Sidła

39 6 1
                                    

~o~

Anora nie mogła zdecydować, co tak naprawdę czuje. Z jednej strony czuła zawód widząc komendantkę całą i zdrową, z drugiej cieszyła się niepowodzeniem Vonna.

W sali powstało poruszenie, wszyscy pchali się do przodu, nadstawiali ucha, by dosłyszeć kolejne słowa Fergusa.

- Uknuto spisek na życie mojej siostry, tym ohydniejszy, że dokonał tego jeden z tu obecnych, - sala zawrzała, ludzie patrzeli po sobie z niedowierzaniem. – Człowiek, z którym wczoraj zasiadaliśmy wszyscy do stołu – głos Fergusa uniósł się ponad głosy oburzonych arystokratów.

Anora obserwowała scenę z rosnącym niepokojem.
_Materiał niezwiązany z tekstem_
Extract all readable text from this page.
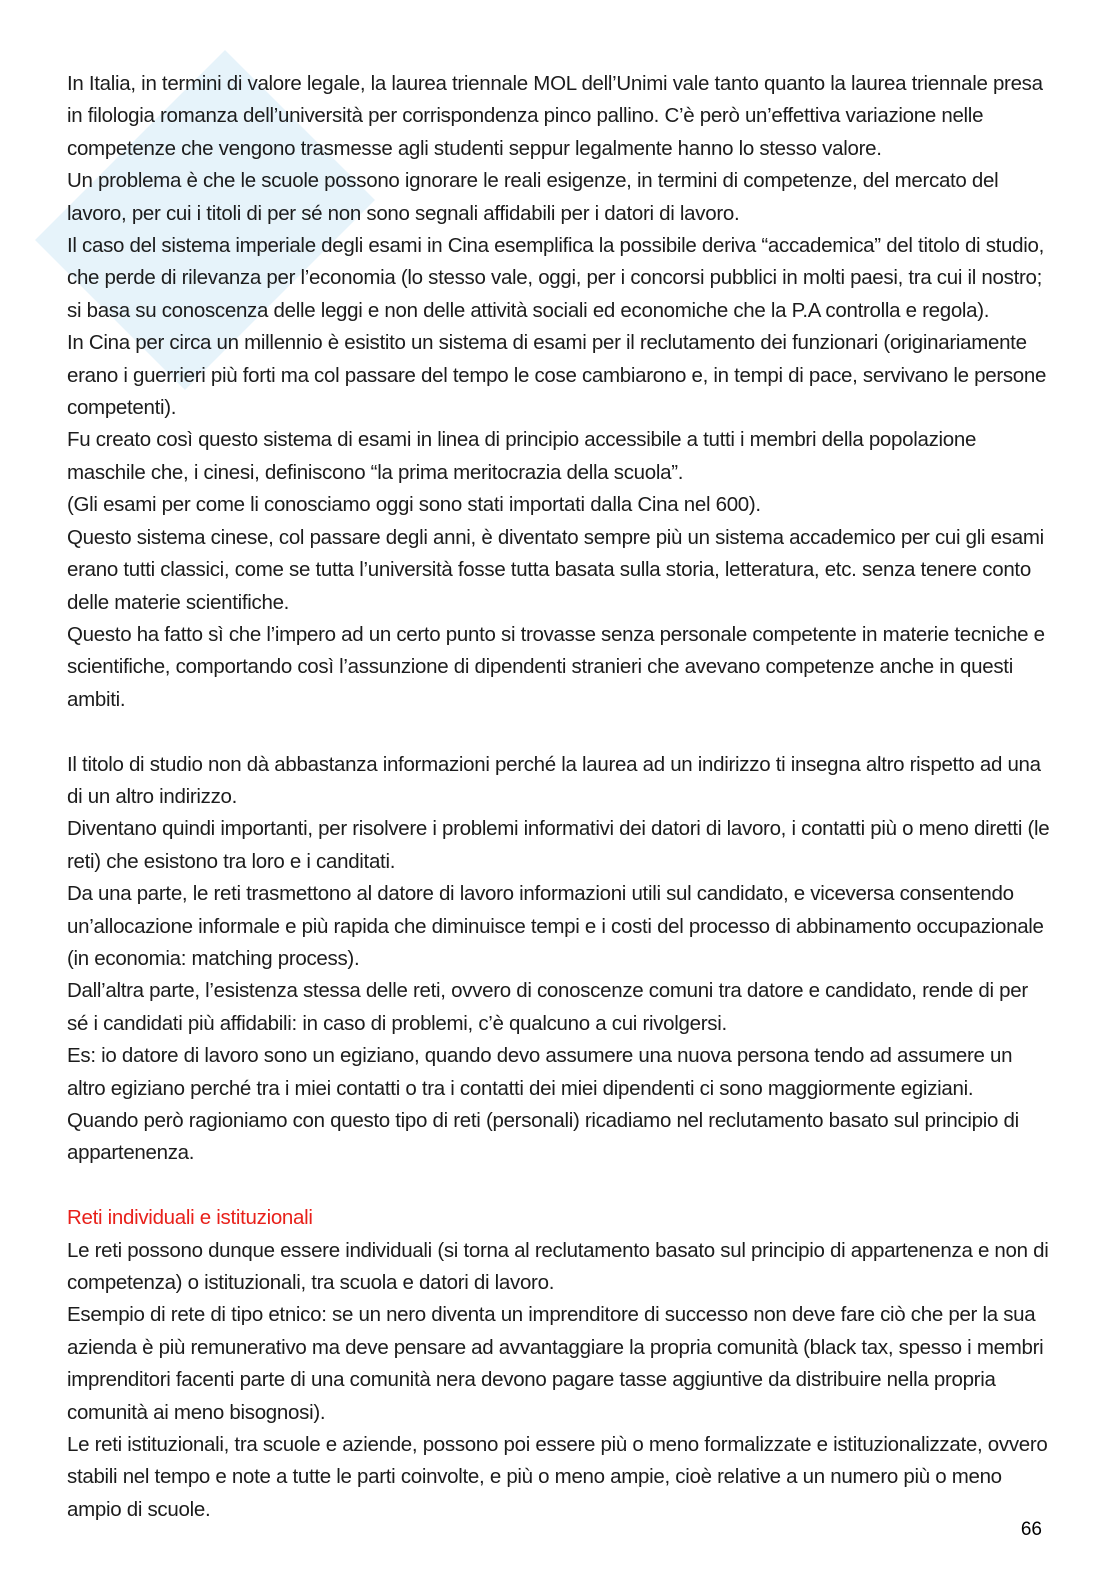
In Italia, in termini di valore legale, la laurea triennale MOL dell’Unimi vale tanto quanto la laurea triennale presa in filologia romanza dell’università per corrispondenza pinco pallino. C’è però un’effettiva variazione nelle competenze che vengono trasmesse agli studenti seppur legalmente hanno lo stesso valore.

Un problema è che le scuole possono ignorare le reali esigenze, in termini di competenze, del mercato del lavoro, per cui i titoli di per sé non sono segnali affidabili per i datori di lavoro.

Il caso del sistema imperiale degli esami in Cina esemplifica la possibile deriva “accademica” del titolo di studio, che perde di rilevanza per l’economia (lo stesso vale, oggi, per i concorsi pubblici in molti paesi, tra cui il nostro; si basa su conoscenza delle leggi e non delle attività sociali ed economiche che la P.A controlla e regola).

In Cina per circa un millennio è esistito un sistema di esami per il reclutamento dei funzionari (originariamente erano i guerrieri più forti ma col passare del tempo le cose cambiarono e, in tempi di pace, servivano le persone competenti).

Fu creato così questo sistema di esami in linea di principio accessibile a tutti i membri della popolazione maschile che, i cinesi, definiscono “la prima meritocrazia della scuola”.

(Gli esami per come li conosciamo oggi sono stati importati dalla Cina nel 600).

Questo sistema cinese, col passare degli anni, è diventato sempre più un sistema accademico per cui gli esami erano tutti classici, come se tutta l’università fosse tutta basata sulla storia, letteratura, etc. senza tenere conto delle materie scientifiche.

Questo ha fatto sì che l’impero ad un certo punto si trovasse senza personale competente in materie tecniche e scientifiche, comportando così l’assunzione di dipendenti stranieri che avevano competenze anche in questi ambiti.

Il titolo di studio non dà abbastanza informazioni perché la laurea ad un indirizzo ti insegna altro rispetto ad una di un altro indirizzo.

Diventano quindi importanti, per risolvere i problemi informativi dei datori di lavoro, i contatti più o meno diretti (le reti) che esistono tra loro e i canditati.

Da una parte, le reti trasmettono al datore di lavoro informazioni utili sul candidato, e viceversa consentendo un’allocazione informale e più rapida che diminuisce tempi e i costi del processo di abbinamento occupazionale (in economia: matching process).

Dall’altra parte, l’esistenza stessa delle reti, ovvero di conoscenze comuni tra datore e candidato, rende di per sé i candidati più affidabili: in caso di problemi, c’è qualcuno a cui rivolgersi.

Es: io datore di lavoro sono un egiziano, quando devo assumere una nuova persona tendo ad assumere un altro egiziano perché tra i miei contatti o tra i contatti dei miei dipendenti ci sono maggiormente egiziani.

Quando però ragioniamo con questo tipo di reti (personali) ricadiamo nel reclutamento basato sul principio di appartenenza.

Reti individuali e istituzionali

Le reti possono dunque essere individuali (si torna al reclutamento basato sul principio di appartenenza e non di competenza) o istituzionali, tra scuola e datori di lavoro.

Esempio di rete di tipo etnico: se un nero diventa un imprenditore di successo non deve fare ciò che per la sua azienda è più remunerativo ma deve pensare ad avvantaggiare la propria comunità (black tax, spesso i membri imprenditori facenti parte di una comunità nera devono pagare tasse aggiuntive da distribuire nella propria comunità ai meno bisognosi).

Le reti istituzionali, tra scuole e aziende, possono poi essere più o meno formalizzate e istituzionalizzate, ovvero stabili nel tempo e note a tutte le parti coinvolte, e più o meno ampie, cioè relative a un numero più o meno ampio di scuole.

66
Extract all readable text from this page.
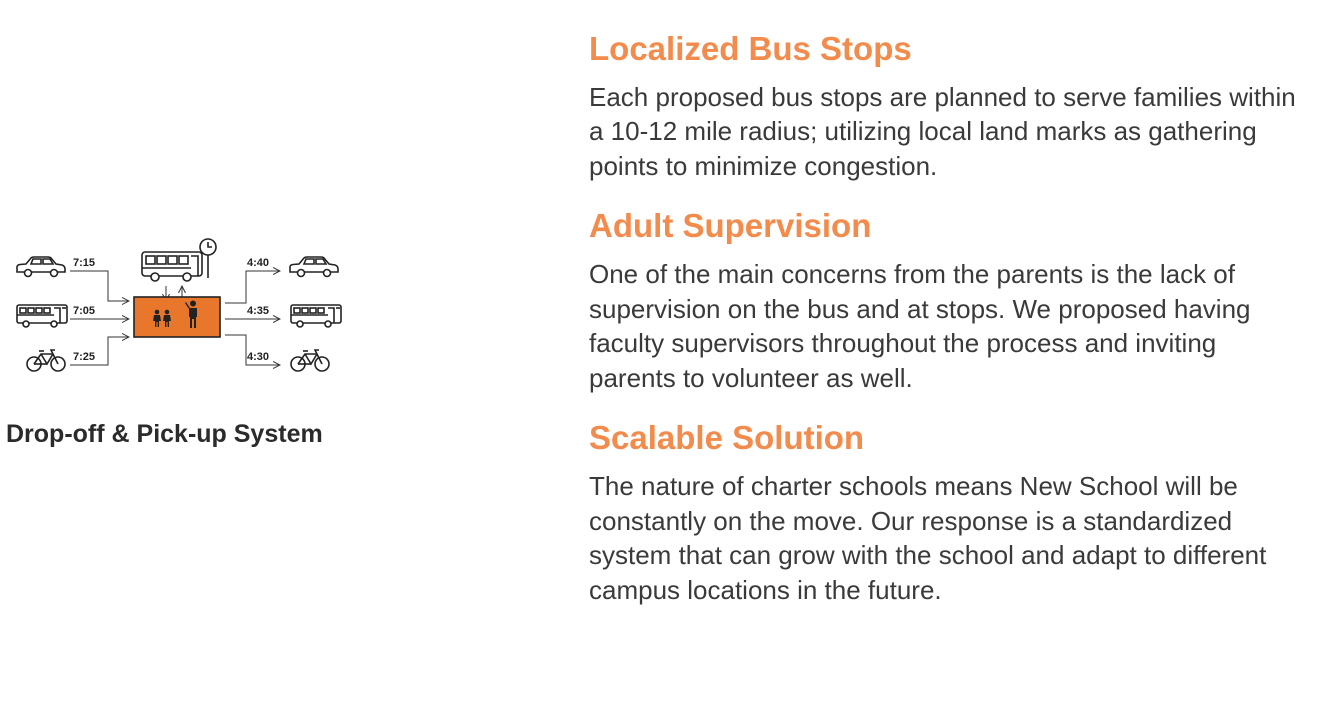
7:15
7:05
7:25
4:40
4:35
4:30
Drop-off & Pick-up System
Localized Bus Stops

Each proposed bus stops are planned to serve families within a 10-12 mile radius; utilizing local land marks as gathering points to minimize congestion.

Adult Supervision

One of the main concerns from the parents is the lack of supervision on the bus and at stops. We proposed having faculty supervisors throughout the process and inviting parents to volunteer as well.

Scalable Solution

The nature of charter schools means New School will be constantly on the move. Our response is a standardized system that can grow with the school and adapt to different campus locations in the future.
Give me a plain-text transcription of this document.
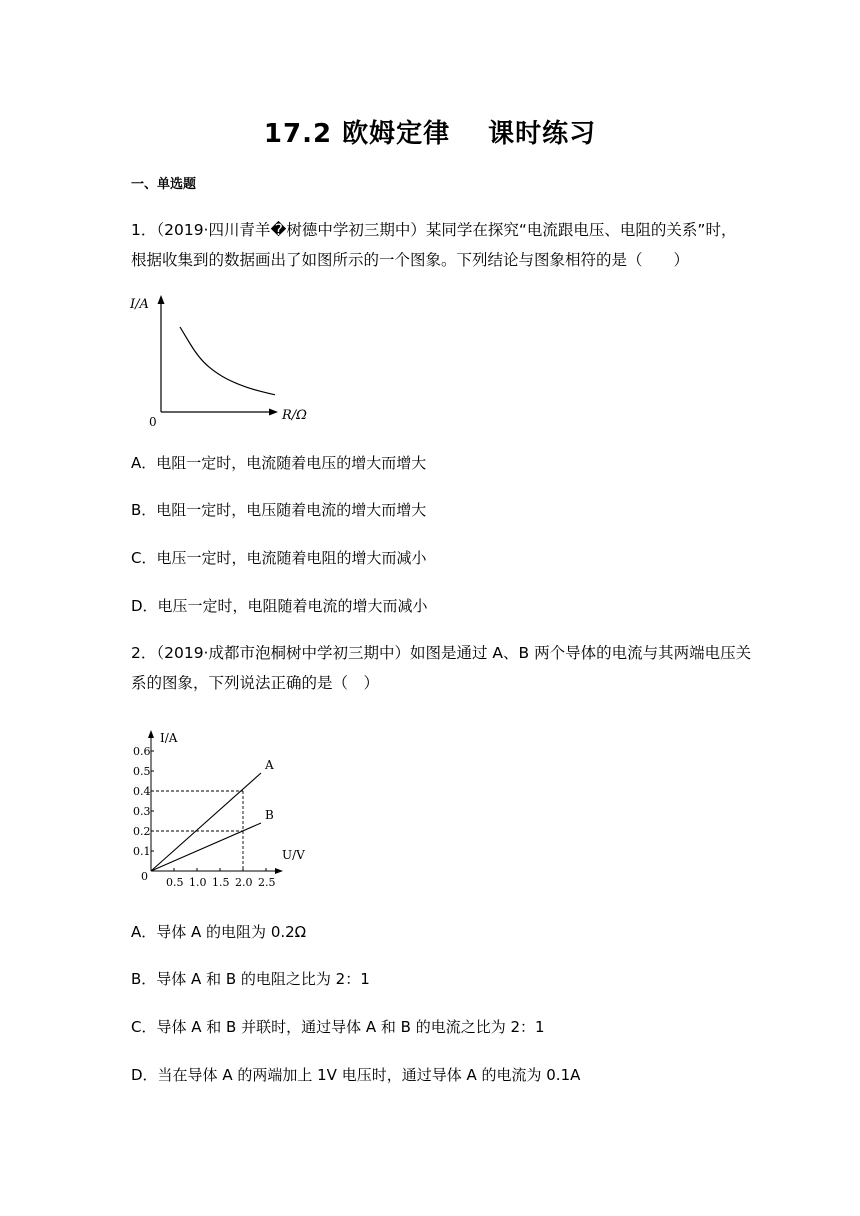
17.2 欧姆定律 课时练习
一、单选题
1．（2019·四川青羊�树德中学初三期中）某同学在探究“电流跟电压、电阻的关系”时，
根据收集到的数据画出了如图所示的一个图象。下列结论与图象相符的是（　　）
I/A
R/Ω
0
A．电阻一定时，电流随着电压的增大而增大
B．电阻一定时，电压随着电流的增大而增大
C．电压一定时，电流随着电阻的增大而减小
D．电压一定时，电阻随着电流的增大而减小
2．（2019·成都市泡桐树中学初三期中）如图是通过 A、B 两个导体的电流与其两端电压关
系的图象，下列说法正确的是（　）
I/A
U/V
0
0.1
0.2
0.3
0.4
0.5
0.6
0.5 1.0 1.5 2.0 2.5
A
B
A．导体 A 的电阻为 0.2Ω
B．导体 A 和 B 的电阻之比为 2：1
C．导体 A 和 B 并联时，通过导体 A 和 B 的电流之比为 2：1
D．当在导体 A 的两端加上 1V 电压时，通过导体 A 的电流为 0.1A
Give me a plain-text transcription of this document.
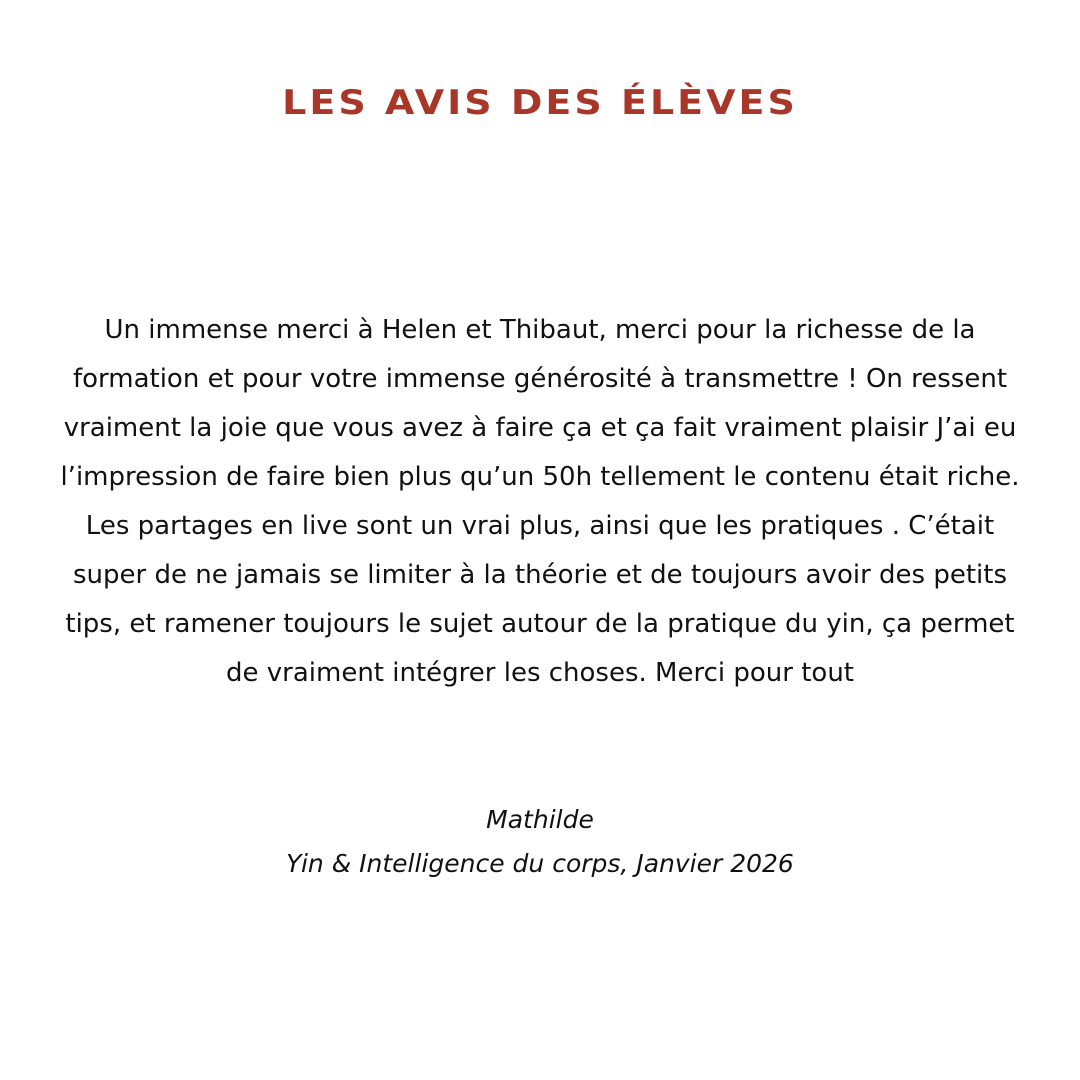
LES AVIS DES ÉLÈVES

Un immense merci à Helen et Thibaut, merci pour la richesse de la formation et pour votre immense générosité à transmettre ! On ressent vraiment la joie que vous avez à faire ça et ça fait vraiment plaisir J’ai eu l’impression de faire bien plus qu’un 50h tellement le contenu était riche. Les partages en live sont un vrai plus, ainsi que les pratiques . C’était super de ne jamais se limiter à la théorie et de toujours avoir des petits tips, et ramener toujours le sujet autour de la pratique du yin, ça permet de vraiment intégrer les choses. Merci pour tout

Mathilde
Yin & Intelligence du corps, Janvier 2026
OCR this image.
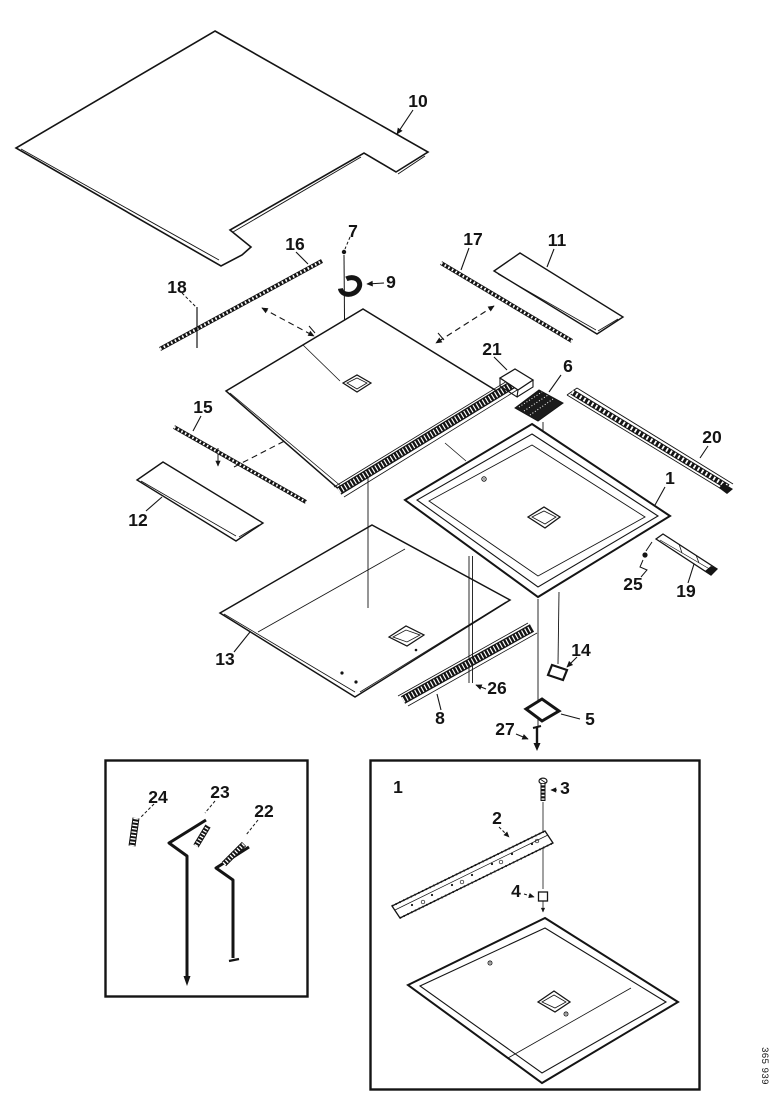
10
16
7	17	11
18	9
21
6
15
20
1
12
25 19
13	14
26
8
27	5
24 23
22
1	3
2
4
365 939
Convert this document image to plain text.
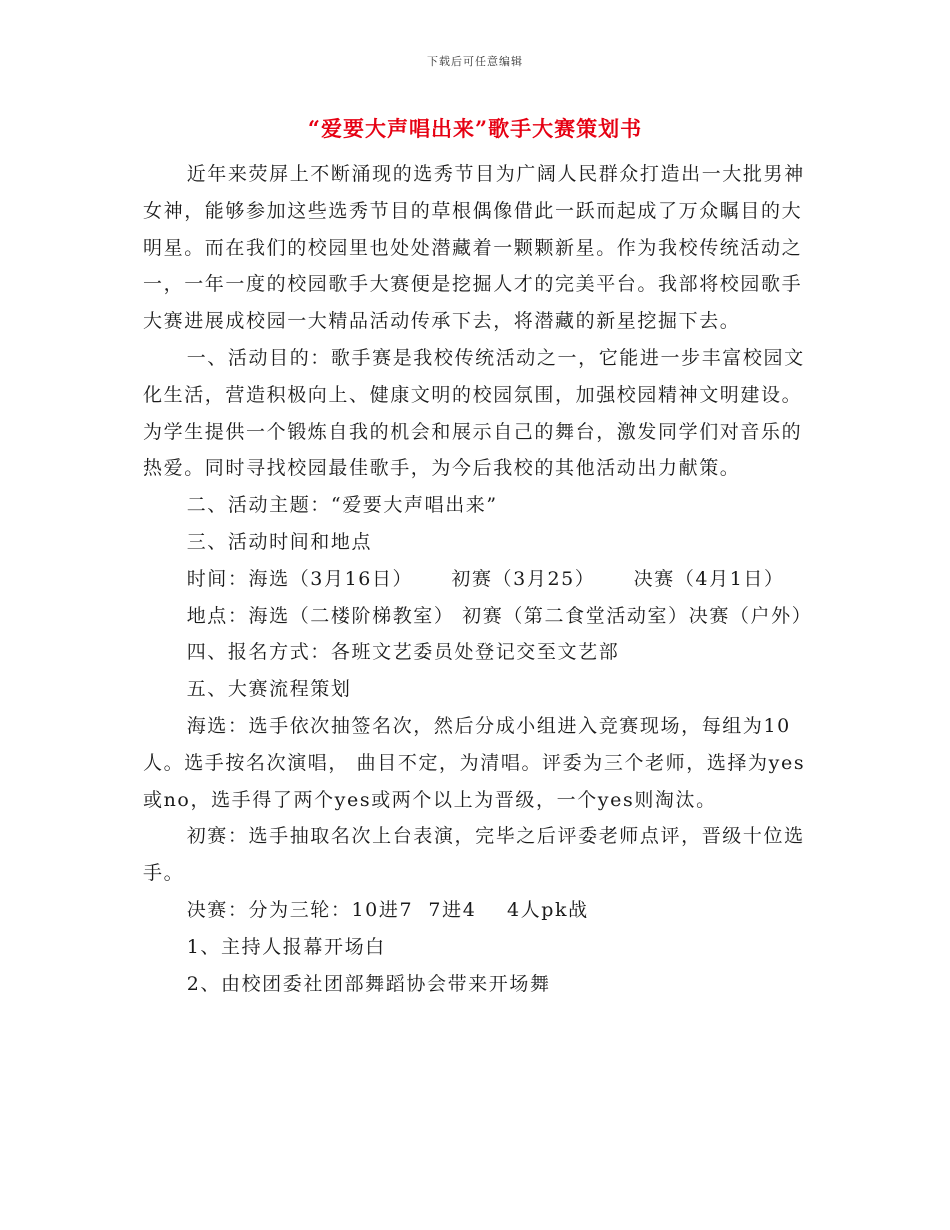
下载后可任意编辑
“爱要大声唱出来”歌手大赛策划书

近年来荧屏上不断涌现的选秀节目为广阔人民群众打造出一大批男神女神，能够参加这些选秀节目的草根偶像借此一跃而起成了万众瞩目的大明星。而在我们的校园里也处处潜藏着一颗颗新星。作为我校传统活动之一，一年一度的校园歌手大赛便是挖掘人才的完美平台。我部将校园歌手大赛进展成校园一大精品活动传承下去，将潜藏的新星挖掘下去。

一、活动目的：歌手赛是我校传统活动之一，它能进一步丰富校园文化生活，营造积极向上、健康文明的校园氛围，加强校园精神文明建设。为学生提供一个锻炼自我的机会和展示自己的舞台，激发同学们对音乐的热爱。同时寻找校园最佳歌手，为今后我校的其他活动出力献策。

二、活动主题：“爱要大声唱出来”

三、活动时间和地点

时间：海选（3月16日）     初赛（3月25）     决赛（4月1日）

地点：海选（二楼阶梯教室） 初赛（第二食堂活动室）决赛（户外）

四、报名方式：各班文艺委员处登记交至文艺部

五、大赛流程策划

海选：选手依次抽签名次，然后分成小组进入竞赛现场，每组为10人。选手按名次演唱， 曲目不定，为清唱。评委为三个老师，选择为yes或no，选手得了两个yes或两个以上为晋级，一个yes则淘汰。

初赛：选手抽取名次上台表演，完毕之后评委老师点评，晋级十位选手。

决赛：分为三轮：10进7  7进4    4人pk战

1、主持人报幕开场白

2、由校团委社团部舞蹈协会带来开场舞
Było wyraźnie widać, że Couslandowie coś wiedzą, bez mocnych dowodów nie ośmieliliby się występować tak otwarcie. Z drugiej strony, czy Vonn był na tyle głupi, by dać się złapać? I czy był na tyle zdesperowany, by pociągnąć ją za sobą na dno?

- Jak mniemam, masz ku temu jakieś podstawy? Oskarżenie jednego z członków Zjazdu to poważna sprawa – odezwał się poraz pierwszy arl Denerim – Brant. Anora uśmiechnęła się w myślach. Jej wuj nie był głupcem, czuł równie dobrze jak ona, że coś wisi w powietrzu.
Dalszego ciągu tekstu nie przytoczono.